What you need to know before the open – 27/01

After Friday’s falls, European stocks are expected much lower this morning, bracing themselves for another day of volatility.
US markets posted their worst daily declines since 2011, as emerging markets felt the full force of economic instability in Argentina, Ukraine and Turkey.
Selloffs picked up apace, dragging down Europe and the US. Investors have been pulling back from risk assets, returning to traditional havens like gold, the dollar and the yen.
Over in Asia, the Nikkei saw its second-greatest fall this year, dropping 2.5 per cent in Monday trading. The broader Topix did even worse, shedding 2.8 per cent – its worse session since August. And Shanghai shares saw their biggest decline in three weeks.

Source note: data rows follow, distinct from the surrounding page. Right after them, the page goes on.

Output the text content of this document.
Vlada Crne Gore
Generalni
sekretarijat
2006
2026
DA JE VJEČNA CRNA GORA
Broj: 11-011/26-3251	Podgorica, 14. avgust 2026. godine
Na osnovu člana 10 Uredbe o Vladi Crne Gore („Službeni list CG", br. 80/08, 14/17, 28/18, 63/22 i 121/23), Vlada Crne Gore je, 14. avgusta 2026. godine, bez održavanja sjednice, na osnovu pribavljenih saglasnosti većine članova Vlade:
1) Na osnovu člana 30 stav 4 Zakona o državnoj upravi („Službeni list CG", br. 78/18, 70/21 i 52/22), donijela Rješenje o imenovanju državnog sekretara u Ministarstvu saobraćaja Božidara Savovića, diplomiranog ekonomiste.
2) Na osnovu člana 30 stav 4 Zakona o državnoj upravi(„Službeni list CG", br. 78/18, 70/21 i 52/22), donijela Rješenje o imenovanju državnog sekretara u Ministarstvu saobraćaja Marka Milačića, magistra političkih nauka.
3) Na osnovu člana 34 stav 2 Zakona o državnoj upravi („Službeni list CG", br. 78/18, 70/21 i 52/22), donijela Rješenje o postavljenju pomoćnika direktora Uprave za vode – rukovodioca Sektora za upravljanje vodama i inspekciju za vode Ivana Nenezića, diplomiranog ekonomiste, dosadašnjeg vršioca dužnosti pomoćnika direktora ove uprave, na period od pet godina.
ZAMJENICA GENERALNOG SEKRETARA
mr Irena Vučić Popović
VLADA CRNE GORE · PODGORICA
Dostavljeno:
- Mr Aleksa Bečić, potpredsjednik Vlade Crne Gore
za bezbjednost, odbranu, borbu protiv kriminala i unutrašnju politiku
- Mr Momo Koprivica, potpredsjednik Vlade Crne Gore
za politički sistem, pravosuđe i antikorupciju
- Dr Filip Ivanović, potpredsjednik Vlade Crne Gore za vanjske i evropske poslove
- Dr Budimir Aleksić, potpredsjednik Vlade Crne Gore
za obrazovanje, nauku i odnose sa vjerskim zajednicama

Markets are also facing uncertainty around the Fed's trimming of its asset purchases – it’s looking more and more likely that it could announce a further taper of $10bn later this week, given the improving economic data we’ve been seeing here, in the US and in some areas of the Eurozone.
Share markets seen sharply lower at open after big falls in Asia overnight. Financial bookies: FTSE100 -72, DAX -53, CAC40 -26
— Peter Hoskins (@PeterHoskinsSky) January 27, 2014
ETX Capital #morningcall: FTSE100 down 84 points, the DAX lower by 76 points and CAC40 lower by 37
— ETX Capital (@ETXCapital) January 27, 2014
Key events:
- German IFO business climate for January at 9.00am. Expected at 110.0 from 109.5.
- US Markit services PMI for January at 1.58pm. Expected at 56.2 from 55.7.
- US new home sales for December at 3.00pm. Expected at 457,000 from 464,000.
- US Dallas Fed manufacturing business index for January at 3.30pm.
- German Buba president Weidmann speech at 6.00pm.